Background: Differences in individual responses to the same medications remarkably differ among
populations. A number of genes that play integral roles in drug responses have been designated as very important
pharmacogenes (VIP), as they are responsible for differences in drug safety, efficacy, and adverse drug reactions
among certain ethnic groups. Identifying the polymorphic distribution of VIP in a range of ethnic groups will be
conducive to population-based personalized medicine.
Objective: The aim of the current study is to identify the polymorphic distribution of VIP regarding the Chechen
minority group from Jordan and compare their allele frequencies with other populations.
Methods: A total of 131 unrelated Chechen individuals from Jordan were randomly recruited for blood collection.
Identification of allelic and genotypic frequencies of eleven VIP variants within the genes of interest (ABCB1, VDR
and TPMT) was carried out by means of the MassARRAY®System (iPLEX GOLD).

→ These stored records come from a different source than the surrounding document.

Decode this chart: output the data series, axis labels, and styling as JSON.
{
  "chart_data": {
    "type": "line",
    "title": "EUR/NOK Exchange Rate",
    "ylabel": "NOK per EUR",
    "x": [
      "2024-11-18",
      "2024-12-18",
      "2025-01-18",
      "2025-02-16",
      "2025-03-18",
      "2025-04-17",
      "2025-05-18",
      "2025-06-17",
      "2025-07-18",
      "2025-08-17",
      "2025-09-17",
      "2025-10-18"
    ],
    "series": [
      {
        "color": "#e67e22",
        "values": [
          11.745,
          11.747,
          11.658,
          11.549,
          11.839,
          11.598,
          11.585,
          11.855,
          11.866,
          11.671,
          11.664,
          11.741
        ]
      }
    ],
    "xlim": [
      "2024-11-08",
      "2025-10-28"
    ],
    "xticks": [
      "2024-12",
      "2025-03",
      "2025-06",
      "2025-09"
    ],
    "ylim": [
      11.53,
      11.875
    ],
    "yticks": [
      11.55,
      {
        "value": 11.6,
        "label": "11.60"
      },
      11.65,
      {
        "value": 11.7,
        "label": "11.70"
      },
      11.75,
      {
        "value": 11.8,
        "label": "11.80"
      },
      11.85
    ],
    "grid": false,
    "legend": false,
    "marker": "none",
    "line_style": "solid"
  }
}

Results: Within ABCB1, we found that the minor allele frequencies of the rs1128503 (A: 0.43), rs2032582 (A: 0.43),
rs1045642 (A: 0.43). For VDR, the minor allele frequencies of rs11568820 (T: 0.18), rs1540339 (T: 0.30), rs1544410
(T: 0.41), rs2228570 (T: 0.24), rs3782905 (C: 0.28) and rs7975232 (C: 0.45). Finally, the minor allele frequencies for
the TPMT rs1142345 and rs1800460 polymorphisms were found to be (C: 0.02) and (T: 0.01), respectively.

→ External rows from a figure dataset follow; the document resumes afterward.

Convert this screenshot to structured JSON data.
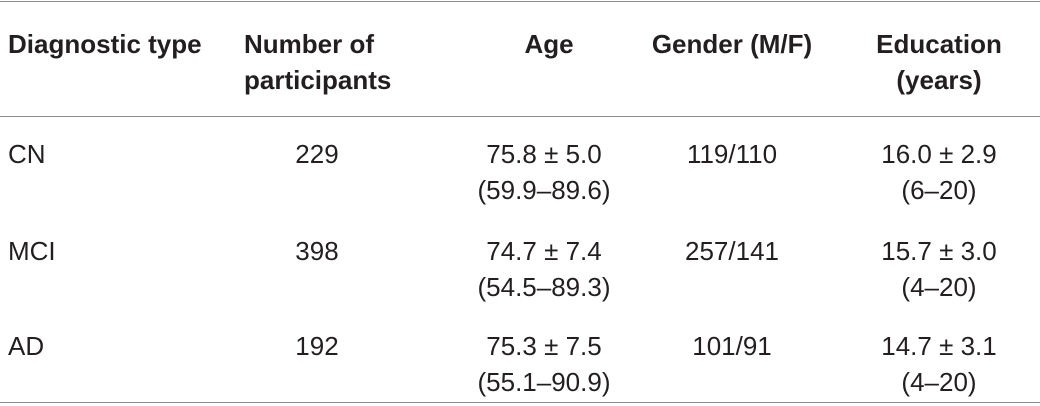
{
  "table": {
    "headers": [
      {
        "line1": "Diagnostic type",
        "line2": ""
      },
      {
        "line1": "Number of",
        "line2": "participants"
      },
      {
        "line1": "Age",
        "line2": ""
      },
      {
        "line1": "Gender (M/F)",
        "line2": ""
      },
      {
        "line1": "Education",
        "line2": "(years)"
      }
    ],
    "rows": [
      {
        "type": "CN",
        "participants": "229",
        "age_mean": "75.8 ± 5.0",
        "age_range": "(59.9–89.6)",
        "gender": "119/110",
        "edu_mean": "16.0 ± 2.9",
        "edu_range": "(6–20)"
      },
      {
        "type": "MCI",
        "participants": "398",
        "age_mean": "74.7 ± 7.4",
        "age_range": "(54.5–89.3)",
        "gender": "257/141",
        "edu_mean": "15.7 ± 3.0",
        "edu_range": "(4–20)"
      },
      {
        "type": "AD",
        "participants": "192",
        "age_mean": "75.3 ± 7.5",
        "age_range": "(55.1–90.9)",
        "gender": "101/91",
        "edu_mean": "14.7 ± 3.1",
        "edu_range": "(4–20)"
      }
    ]
  }
}
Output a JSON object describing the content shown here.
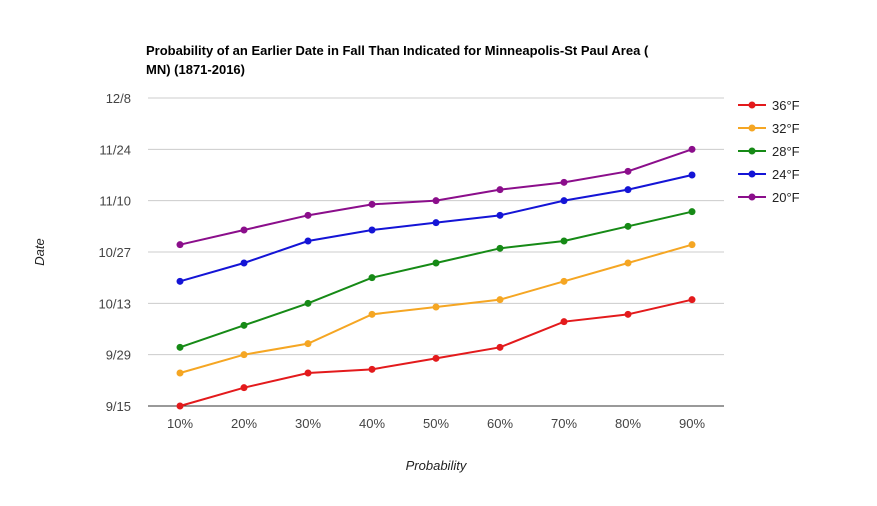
{
  "chart_data": {
    "type": "line",
    "title_lines": [
      "Probability of an Earlier Date in Fall Than Indicated for Minneapolis-St Paul Area (",
      "MN) (1871-2016)"
    ],
    "xlabel": "Probability",
    "ylabel": "Date",
    "categories": [
      "10%",
      "20%",
      "30%",
      "40%",
      "50%",
      "60%",
      "70%",
      "80%",
      "90%"
    ],
    "y_ticks": [
      "9/15",
      "9/29",
      "10/13",
      "10/27",
      "11/10",
      "11/24",
      "12/8"
    ],
    "ylim": [
      "9/15",
      "12/8"
    ],
    "grid": true,
    "legend_position": "right",
    "series": [
      {
        "name": "36°F",
        "color": "#e31a1c",
        "values": [
          "9/15",
          "9/20",
          "9/24",
          "9/25",
          "9/28",
          "10/1",
          "10/8",
          "10/10",
          "10/14"
        ]
      },
      {
        "name": "32°F",
        "color": "#f5a623",
        "values": [
          "9/24",
          "9/29",
          "10/2",
          "10/10",
          "10/12",
          "10/14",
          "10/19",
          "10/24",
          "10/29"
        ]
      },
      {
        "name": "28°F",
        "color": "#168a16",
        "values": [
          "10/1",
          "10/7",
          "10/13",
          "10/20",
          "10/24",
          "10/28",
          "10/30",
          "11/3",
          "11/7"
        ]
      },
      {
        "name": "24°F",
        "color": "#1414d6",
        "values": [
          "10/19",
          "10/24",
          "10/30",
          "11/2",
          "11/4",
          "11/6",
          "11/10",
          "11/13",
          "11/17"
        ]
      },
      {
        "name": "20°F",
        "color": "#8b0e8b",
        "values": [
          "10/29",
          "11/2",
          "11/6",
          "11/9",
          "11/10",
          "11/13",
          "11/15",
          "11/18",
          "11/24"
        ]
      }
    ]
  }
}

Conclusion: Significant differences in allelic frequencies of eleven ABCB1, VDR and TPMT VIP variants were
found between Jordanian Chechens and other populations. In our study, most populations that are similar to
Chechens are those from South Asian, European (Finnish) and European, including: Utah residents with Northern
and Western European ancestry, Toscani in Italia, Mexican ancestry in Los Angeles and Circassian from Jordan. The
level of similarity between Chechens and those populations means that they might have shared high levels of gene
flow in the past. The results obtained in this study will contribute to the worldwide pharmacogenomic databases and
provide valuable information for future studies and better individualized treatments.